The manager carefully calculates the nitrogen and carbon content of all the materials, to create a perfect recipe that will cook just right.
Duluth and the other towns served by the sanitary district may be the only places in the U.S. with a law that requires big producers of food waste to separate it from their trash and deliver it here.
Most people don't realize how important recycling is, says Ginny Black of the Minnesota Pollution Control Agency.

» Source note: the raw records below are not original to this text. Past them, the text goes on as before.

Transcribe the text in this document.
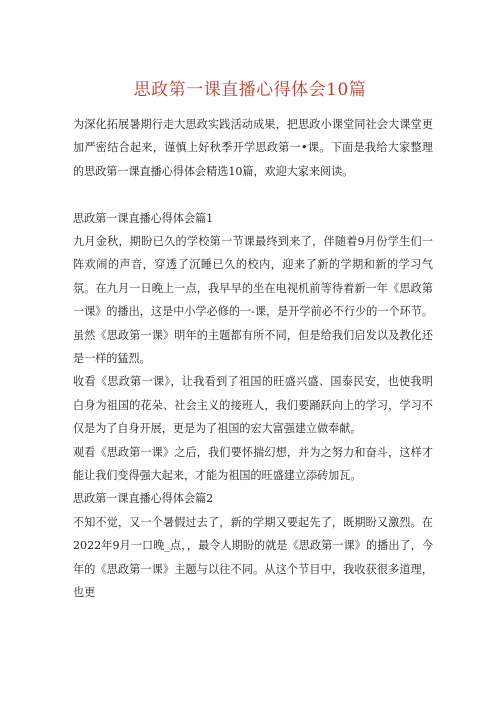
思政第一课直播心得体会10篇

为深化拓展暑期行走大思政实践活动成果，把思政小课堂同社会大课堂更加严密结合起来，谨慎上好秋季开学思政第一•课。下面是我给大家整理的思政第一课直播心得体会精选10篇，欢迎大家来阅读。

思政第一课直播心得体会篇1

九月金秋，期盼已久的学校第一节课最终到来了，伴随着9月份学生们一阵欢闹的声音，穿透了沉睡已久的校内，迎来了新的学期和新的学习气氛。在九月一日晚上一点，我早早的坐在电视机前等待着新一年《思政第一课》的播出，这是中小学必修的一-课，是开学前必不行少的一个环节。虽然《思政第一课》明年的主题都有所不同，但是给我们启发以及教化还是一样的猛烈。

收看《思政第一课》，让我看到了祖国的旺盛兴盛、国泰民安，也使我明白身为祖国的花朵、社会主义的接班人，我们要踊跃向上的学习，学习不仅是为了自身开展，更是为了祖国的宏大富强建立做奉献。

观看《思政第一课》之后，我们要怀揣幻想，并为之努力和奋斗，这样才能让我们变得强大起来，才能为祖国的旺盛建立添砖加瓦。

思政第一课直播心得体会篇2

不知不觉，又一个暑假过去了，新的学期又要起先了，既期盼又激烈。在2022年9月一口晚_点，，最令人期盼的就是《思政第一课》的播出了，今年的《思政第一课》主题与以往不同。从这个节目中，我收获很多道理，也更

Her job is to get more people and businesses to compost their waste.
"Aside from giving up your car, and walking and riding your bike everywhere, the biggest impact you can have in reducing the greenhouse gases is to recycle," said Black.
There's a direct connection between the amount of garbage we send to landfills, and greenhouse gases that lead to global warming.
First of all, when organic material sits in a landfill, it decomposes without oxygen. That produces methane -- a greenhouse gas that's 20 times more potent than the carbon dioxide that comes from smokestacks or your car's tailpipe.
Second, it takes less energy to recycle than to create new raw materials, and that includes soil.
We've been treating our soil like dirt, says Ginny Black. Soil needs the nutrients and water-retaining benefits that compost supplies.
Third, using compost returns carbon to the soil, keeping it out of the atmosphere, where it contributes to global warming.
"Most of what's left after composting is a carbon substance, the organic material," Black said. "So when you incorporate that back into the soil, it's like a bank, it's like a savings account. In this case it's carbon, and we're putting the carbon back in the soil."
The students at Susan Lindgren Elementary School are helping make compost. They're happy to explain the system to a visitor.
"You see there's a plastic and trash bin, and there's a food and paper bin," said one student.
They dump the trash in one bin, put their uneaten food in the other, and stack the plastic cups and paper trays on a table. The cups will be recycled and the paper trays will join the food waste as it heads to the compost pile.
That reduces the amount of stuff going to the incinerator.
"Because some people burn it, and it pollutes the air, and we're trying to stay healthy and free of that," another student explained.
One less weekly haul to the incinerator helps offset the pickup cost for the compost materials. And the state doesn't charge its 17 percent waste tax on the compostable material.
Principal Ann Sullivan is the driving force behind this move at Susan Lindgren Elementary School. When kids learn about the benefits of composting, they teach their families, and that could be one way of moving Minnesota back to the forefront of the recycling movement, she said.
Right now the program depends on grants to keep costs down, but she thinks it will pay for itself, eventually.
"Just like years ago no one could imagine separating out your glass, your cans, and your paper, everybody does that, that's just how we do business now," she says. "And this is the next wave of that."
Some restaurants in the Twin Cities participate in a voluntary food composting program.
A few cities already have curbside pickup of compostable materials. Both St. Paul and Minneapolis are trying to figure out how to make it work.